Patentanspruch 1 gemäß Hilfsantrag

"1. Kühler für flüssige Medien, insbesondere zum Kühlen eines aus einer Einspritzvorrichtung in einen Kraftstofftank zurückfließenden Kraftstoffes in Kraftfahrzeugen, aus einem an den beiden gegenüberliegenden Enden offenen Grundprofil, vorzugsweise aus Aluminium oder einer Aluminiumlegierung, und je einem an den Enden des Grundprofils festgelegten Abschlusselement, wobei das Grundprofil mehrere parallele Kanäle für den Kraftstoff aufweist, die durch die äußere Wandung des Grundprofils und durch im Grundprofil angeordnete, parallel verlaufende Stege begrenzt werden und mit je einem an den Rändern der Enden angeordneten Anschlussstutzen, dadurch gekennzeichnet, dassan den beiden offenen Enden jeweils die Wandung des Grundprofils die Stirnseiten der die Kanäle bildenden Stege überragt und die Enden der die Kanäle bildenden Stege verprägt sind, jeder zweite Steg mit einer seiner Stirnseiten an dem ersten Abschlusselement, welches in das erste offene Ende des Grundprofils eingesetzt ist, zur Anlage kommt und seine andere Stirnseite einen Abstand zu dem am anderen Ende des Grundprofils eingesetzten zweiten Abschlusselement aufweist undzur Realisierung eines mäanderförmigen Flusses des Kraftstoffes durch die Kanäle der jeweils benachbarte zwischen den vorgenannten Stegen angeordnete Steg in Längsausrichtung des Grundprofils versetzt angeordnet ist, nämlich seine zum ersten offenen Ende ausgerichtete Stirnseite einen Abstand zum ersten Abschlusselement aufweist und seine andere Stirnseite am zweiten Abschlusselement anliegt, so dass die benachbarten Stege versetzt zueinander angeordnet sind".

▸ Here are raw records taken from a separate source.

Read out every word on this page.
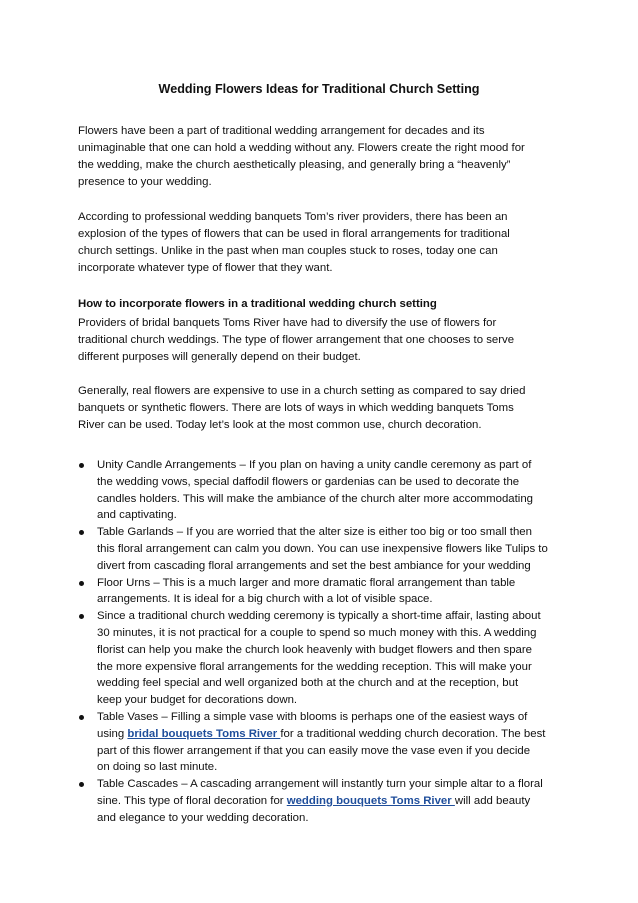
Wedding Flowers Ideas for Traditional Church Setting

Flowers have been a part of traditional wedding arrangement for decades and its
unimaginable that one can hold a wedding without any. Flowers create the right mood for
the wedding, make the church aesthetically pleasing, and generally bring a “heavenly”
presence to your wedding.

According to professional wedding banquets Tom’s river providers, there has been an
explosion of the types of flowers that can be used in floral arrangements for traditional
church settings. Unlike in the past when man couples stuck to roses, today one can
incorporate whatever type of flower that they want.

How to incorporate flowers in a traditional wedding church setting

Providers of bridal banquets Toms River have had to diversify the use of flowers for
traditional church weddings. The type of flower arrangement that one chooses to serve
different purposes will generally depend on their budget.

Generally, real flowers are expensive to use in a church setting as compared to say dried
banquets or synthetic flowers. There are lots of ways in which wedding banquets Toms
River can be used. Today let’s look at the most common use, church decoration.

Unity Candle Arrangements – If you plan on having a unity candle ceremony as part of
the wedding vows, special daffodil flowers or gardenias can be used to decorate the
candles holders. This will make the ambiance of the church alter more accommodating
and captivating.
Table Garlands – If you are worried that the alter size is either too big or too small then
this floral arrangement can calm you down. You can use inexpensive flowers like Tulips to
divert from cascading floral arrangements and set the best ambiance for your wedding
Floor Urns – This is a much larger and more dramatic floral arrangement than table
arrangements. It is ideal for a big church with a lot of visible space.
Since a traditional church wedding ceremony is typically a short-time affair, lasting about
30 minutes, it is not practical for a couple to spend so much money with this. A wedding
florist can help you make the church look heavenly with budget flowers and then spare
the more expensive floral arrangements for the wedding reception. This will make your
wedding feel special and well organized both at the church and at the reception, but
keep your budget for decorations down.
Table Vases – Filling a simple vase with blooms is perhaps one of the easiest ways of
using bridal bouquets Toms River for a traditional wedding church decoration. The best
part of this flower arrangement if that you can easily move the vase even if you decide
on doing so last minute.
Table Cascades – A cascading arrangement will instantly turn your simple altar to a floral
sine. This type of floral decoration for wedding bouquets Toms River will add beauty
and elegance to your wedding decoration.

Patentanspruch 11 gemäß Hilfsantrag

"11. Verfahren zur Herstellung eines Kühlers für flüssige Medien, insbesondere zum Kühlen eines aus einer Einspritzvorrichtung in einen Kraftstofftank rückfließenden Kraftstoffes in Kraftfahrzeugen, wobei das Grundprofil, vorzugsweise aus Aluminium oder einer Aluminiumlegierung, mit mehreren parallel verlaufenden Kanälen durch Fließpressen, durch Gießen oder durch Strangpressen und Ablängen hergestellt wird, dadurch gekennzeichnet, dassdie beiden offenen Enden des Grundprofils einem Verformungsvorgang unterzogen werden, hierbei wird ohne die Wandung des Grundprofils zu verformen ein Überstand der Wandung des Grundprofils erzeugt, wobei jeder zweite Steg am offenen Ende stärker in seiner Längsausdehnung durch Verprägen verkürzt wird als die benachbarten Stege und am offenen Ende jeder Steg gegenüber den benachbarten Stegen stärker in seiner Längsausdehnung durch Verprägen verkürzt wird, anschließend werden Anschlusselemente in die offenen Enden des Grundprofils eingesetzt und befestigt."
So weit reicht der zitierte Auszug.